Bilindiği üzere, 657 sayılı Devlet Memurları Kanununun “Mal Bildirimi” başlıklı 14 üncü maddesinde “Devlet memurları, kendileriyle, eşlerine ve velayetleri altındaki çocuklarına ait taşınır ve taşınmaz malları, alacak ve borçları hakkında, özel kanunda yazılı hükümler uyarınca, mal bildirimi verirler.” hükmü yer almıştır.
Diğer taraftan 3628 sayılı Mal Bildiriminde Bulunulması, Rüşvet Ve Yolsuzluklarla Mücadele Kanununun “Mal bildiriminde bulunacaklar” başlıklı 2 nci maddesinin (d) bendi “Genel ve katma bütçeli daireler, il özel idareleri, belediyeler ve bunlara bağlı kuruluş veya alt kuruluşlarda, kamu iktisadi teşebbüsleri (İktisadi devlet teşekkülleri ve kamu iktisadi kuruluşları) ile bunlara bağlı müessese, bağlı ortaklık ve işletmelerde, özel kanunlarla veya özel kanunların verdiği yetkiye dayanılarak kurulan ve kamu hizmeti gören kurum ve kuruluşlar ile bunların alt kuruluşlarında veya komisyonlarında aylık, ücret ve ödenek almak suretiyle kamu hizmeti gören memurları, işçi niteliği taşımayan diğer kamu görevlileri ile yönetim ve denetim kurulu üyeleri mal bildiriminde bulunmak zorundadır.” hükmüne amirdir. 3628 sayılı Kanun gereğince verilecek olan mal bildiriminin şekli, düzenleniş biçimi, sayısı, neleri kapsayacağı, merciine nasıl ulaştırılacağı 15.11.1990 tarihli ve 20696 sayılı Resmi Gazetede yayımlanan “Mal Bildiriminde Bulunulması Hakkında Yönetmelik” ile düzenlenmiştir.

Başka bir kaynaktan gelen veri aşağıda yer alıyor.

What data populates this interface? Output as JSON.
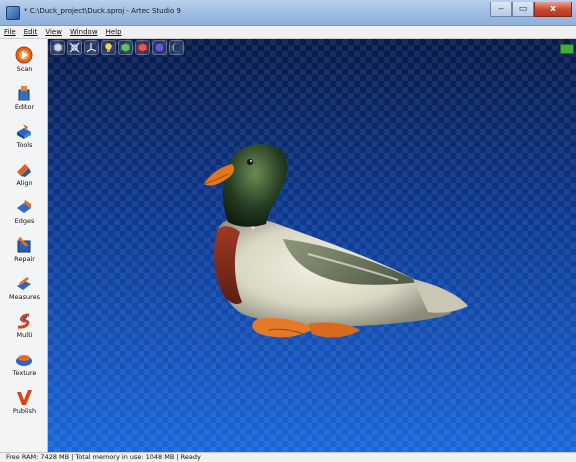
{
  "window": {
    "title": "* C:\\Duck_project\\Duck.sproj - Artec Studio 9",
    "minimize_label": "‒",
    "maximize_label": "▭",
    "close_label": "x"
  },
  "menu": {
    "items": [
      {
        "label": "File"
      },
      {
        "label": "Edit"
      },
      {
        "label": "View"
      },
      {
        "label": "Window"
      },
      {
        "label": "Help"
      }
    ]
  },
  "sidebar": {
    "items": [
      {
        "label": "Scan",
        "icon": "scan-icon"
      },
      {
        "label": "Editor",
        "icon": "editor-icon"
      },
      {
        "label": "Tools",
        "icon": "tools-icon"
      },
      {
        "label": "Align",
        "icon": "align-icon"
      },
      {
        "label": "Edges",
        "icon": "edges-icon"
      },
      {
        "label": "Repair",
        "icon": "repair-icon"
      },
      {
        "label": "Measures",
        "icon": "measures-icon"
      },
      {
        "label": "Multi",
        "icon": "multi-icon"
      },
      {
        "label": "Texture",
        "icon": "texture-icon"
      },
      {
        "label": "Publish",
        "icon": "publish-icon"
      }
    ]
  },
  "viewport_toolbar": {
    "icons": [
      "perspective-cube-icon",
      "fit-view-icon",
      "axes-icon",
      "light-bulb-icon",
      "solid-render-icon",
      "texture-render-icon",
      "sphere-render-icon",
      "moon-mode-icon"
    ]
  },
  "status": {
    "text": "Free RAM: 7428 MB  |  Total memory in use: 1048 MB  |  Ready"
  },
  "colors": {
    "viewport_top": "#071a4a",
    "viewport_bottom": "#1a66d8",
    "scan_accent": "#e8641e"
  }
}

4688 sayılı Kamu Görevlileri Sendikaları Kanununun “Tüzük” başlıklı 7 nci maddesinde “Sendika ve konfederasyonların tüzüklerinde aşağıdaki hususların belirtilmesi zorunludur:a) …….,
e) Sendika veya konfederasyona üyelik koşulları, üyelikten çıkma ve çıkarılmanın usul ve esasları,
l) Sendika veya konfederasyonun iç denetim usulü…,” hükümleri bulunmaktadır.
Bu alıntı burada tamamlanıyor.